Je me suis demandé s'il valait la peine de commenter les propos d'Yves Michaud, qui conseille de plier bagage à ceux qui voudraient continuer à porter des signes religieux ostentatoires. M. Michaud parle beaucoup, il dit souvent des sottises. Faut-il toutes les relever?

Deux choses m'ont fait changer d'idée. L'ancien diplomate et journaliste, très populaire dans les médias, est apparu trois fois dans le débat public en deux semaines, sur trois sujets différents: la rémunération des dirigeants de banque, la pertinence du Bloc et cette sortie sur les immigrants religieux. Il a en outre fait l'objet d'un article terriblement élogieux dans Le Devoir avant Noël. M. Michaud est un personnage public dont les propos peuvent avoir une influence.

Mais surtout, sa suggestion, «s'ils ne sont pas contents, ils n'ont qu'à partir», est l'expression même d'un discours d'exclusion. M. Michaud admet maintenant avoir «poussé le bouchon un peu loin». Peut-être s'est-il rendu compte qu'il reprenait les thèses de Jean-Marie Le Pen qui a déjà dit: «Si vous prétendez vivre dans vos lois, vos moeurs à vous, avec votre culture, alors il vaut mieux que vous rentriez chez vous». Mais ce petit recul de M. Michaud n'enlève rien à la triste bêtise de son propos.

Le débat sur la charte porte essentiellement sur le port du voile islamique. Et bien, de quoi M. Michaud a-t-il parlé dans l'entrevue qui a fait les manchettes? Quand il a lancé: «Ils perdront, (leur travail) ou ils l'enlèveront, qu'est ce que vous voulez. Et ils iront dans un pays où c'est toléré», c'est de kippa qu'il parlait!

On se souvient qu'Yves Michaud a été profondément blessé par la condamnation à l'unanimité de l'Assemblée nationale pour avoir tenu des propos antisémites, ce dont il s'est toujours défendu. Et bien, sans accuser M. Michaud d'antisémitisme, on peut noter qu'il manifeste, avec constance, un intérêt immodéré pour la communauté juive.

Cela l'amène à commettre une erreur. Son discours consiste à dire que ceux qui débarquent ici doivent s'adapter. Mais les Juifs constituent une immigration ancienne, établie au Québec depuis des générations. En leur suggérant de plier bagage, il les condamne à l'exil.

M. Michaud commet une autre erreur, celle-ci linguistique, étonnante pour quelqu'un qui manie la langue avec préciosité. «Qu'ils suivent les us et coutumes du Québec», a-t-il lancé.
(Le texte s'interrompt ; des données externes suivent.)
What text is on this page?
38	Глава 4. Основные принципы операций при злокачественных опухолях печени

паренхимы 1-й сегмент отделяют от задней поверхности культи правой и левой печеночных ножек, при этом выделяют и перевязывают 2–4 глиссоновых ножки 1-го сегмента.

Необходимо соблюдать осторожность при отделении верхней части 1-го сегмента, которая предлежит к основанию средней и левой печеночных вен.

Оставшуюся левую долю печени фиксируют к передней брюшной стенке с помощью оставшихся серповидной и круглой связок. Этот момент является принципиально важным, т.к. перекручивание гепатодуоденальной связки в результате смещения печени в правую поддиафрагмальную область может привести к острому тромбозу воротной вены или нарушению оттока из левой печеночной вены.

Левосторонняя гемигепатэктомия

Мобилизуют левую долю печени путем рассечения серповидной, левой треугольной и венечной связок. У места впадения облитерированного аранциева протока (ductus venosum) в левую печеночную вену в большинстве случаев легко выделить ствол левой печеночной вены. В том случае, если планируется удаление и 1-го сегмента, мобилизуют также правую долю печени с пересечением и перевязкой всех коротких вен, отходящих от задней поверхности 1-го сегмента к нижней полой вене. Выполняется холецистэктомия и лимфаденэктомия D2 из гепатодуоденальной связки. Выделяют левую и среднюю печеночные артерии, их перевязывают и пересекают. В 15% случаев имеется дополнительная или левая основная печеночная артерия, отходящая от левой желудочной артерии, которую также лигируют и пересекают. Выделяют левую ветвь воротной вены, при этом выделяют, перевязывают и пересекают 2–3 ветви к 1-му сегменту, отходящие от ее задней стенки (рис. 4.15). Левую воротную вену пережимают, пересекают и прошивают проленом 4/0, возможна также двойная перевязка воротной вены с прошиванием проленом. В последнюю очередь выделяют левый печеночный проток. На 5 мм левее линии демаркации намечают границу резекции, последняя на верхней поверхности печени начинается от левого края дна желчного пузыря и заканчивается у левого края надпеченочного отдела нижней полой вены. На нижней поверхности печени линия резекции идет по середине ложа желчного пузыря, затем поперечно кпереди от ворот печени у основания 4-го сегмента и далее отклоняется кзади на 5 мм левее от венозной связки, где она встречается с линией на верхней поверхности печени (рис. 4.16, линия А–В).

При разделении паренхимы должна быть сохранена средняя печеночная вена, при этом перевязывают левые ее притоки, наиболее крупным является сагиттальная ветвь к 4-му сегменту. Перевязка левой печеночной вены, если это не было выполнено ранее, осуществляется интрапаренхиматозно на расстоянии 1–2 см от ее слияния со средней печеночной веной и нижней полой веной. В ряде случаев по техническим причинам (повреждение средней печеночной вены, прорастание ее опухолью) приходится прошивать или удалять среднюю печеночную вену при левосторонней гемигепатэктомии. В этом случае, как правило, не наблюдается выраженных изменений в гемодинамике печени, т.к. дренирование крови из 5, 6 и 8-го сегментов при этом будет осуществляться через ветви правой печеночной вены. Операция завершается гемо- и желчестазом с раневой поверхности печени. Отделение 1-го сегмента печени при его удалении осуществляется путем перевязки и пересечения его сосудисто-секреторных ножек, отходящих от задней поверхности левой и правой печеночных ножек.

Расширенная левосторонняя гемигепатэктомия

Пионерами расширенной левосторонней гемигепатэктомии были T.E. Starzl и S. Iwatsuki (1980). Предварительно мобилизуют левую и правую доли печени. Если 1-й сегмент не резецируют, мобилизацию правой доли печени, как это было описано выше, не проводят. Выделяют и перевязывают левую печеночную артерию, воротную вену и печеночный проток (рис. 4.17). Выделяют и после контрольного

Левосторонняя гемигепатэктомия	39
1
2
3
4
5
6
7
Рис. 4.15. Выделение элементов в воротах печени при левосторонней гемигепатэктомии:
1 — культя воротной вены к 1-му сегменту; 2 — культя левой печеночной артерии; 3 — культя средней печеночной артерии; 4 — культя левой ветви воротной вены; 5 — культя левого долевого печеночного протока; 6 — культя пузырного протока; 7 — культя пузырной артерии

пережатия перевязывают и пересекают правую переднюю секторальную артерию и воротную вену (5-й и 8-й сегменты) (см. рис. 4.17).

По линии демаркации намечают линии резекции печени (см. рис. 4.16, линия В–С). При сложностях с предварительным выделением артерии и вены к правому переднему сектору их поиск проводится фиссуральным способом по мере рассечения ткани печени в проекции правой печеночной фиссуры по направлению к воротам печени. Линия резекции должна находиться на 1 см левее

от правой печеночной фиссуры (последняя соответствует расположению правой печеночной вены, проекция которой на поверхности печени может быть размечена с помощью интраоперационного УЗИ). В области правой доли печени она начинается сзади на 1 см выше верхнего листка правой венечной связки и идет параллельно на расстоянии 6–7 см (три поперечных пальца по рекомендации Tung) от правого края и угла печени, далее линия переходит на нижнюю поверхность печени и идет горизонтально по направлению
En français, «us et coutumes» décrit les usages traditionnels. Notre tradition est religieuse, catholique, assez profonde pour expliquer l'imperfection de la séparation entre l'Église et l'État et notre tendance, par extension, à accepter la présence des autres religions dans la sphère publique. La laïcité du projet de charte constitue un changement. Ceux qui portent des signes religieux ne bafouent pas nos «us et coutumes», ils doivent plutôt composer avec de nouvelles règles du jeu.

On peut noter aussi que M. Michaud, lorsqu'il parlait de laïcité, faisait bien davantage référence au modèle français. Une forme de francophilie que l'on retrouve aussi chez Pauline Marois, qui a sollicité la bénédiction paternaliste du président Hollande. Quelle étrange source d'inspiration. La France est un pays malade dans ses relations avec ses minorités maghrébines, juives ou roms, comme on le voit encore avec l'affaire Dieudonné.

Le parrain de la charte, Bernard Drainville, n'est évidemment pas responsable des propos d'Yves Michaud. Évitons les accusations de crime par association. N'oublions pas que les adversaires de la Charte, dont je suis, se retrouvent, eux, du même bord que les imams intégristes!

Mais ce qu'on doit reprocher à M. Drainville et à son gouvernement, c'est d'avoir, en lançant ce débat inutile, encouragé les expressions d'intolérance. On en a un autre exemple.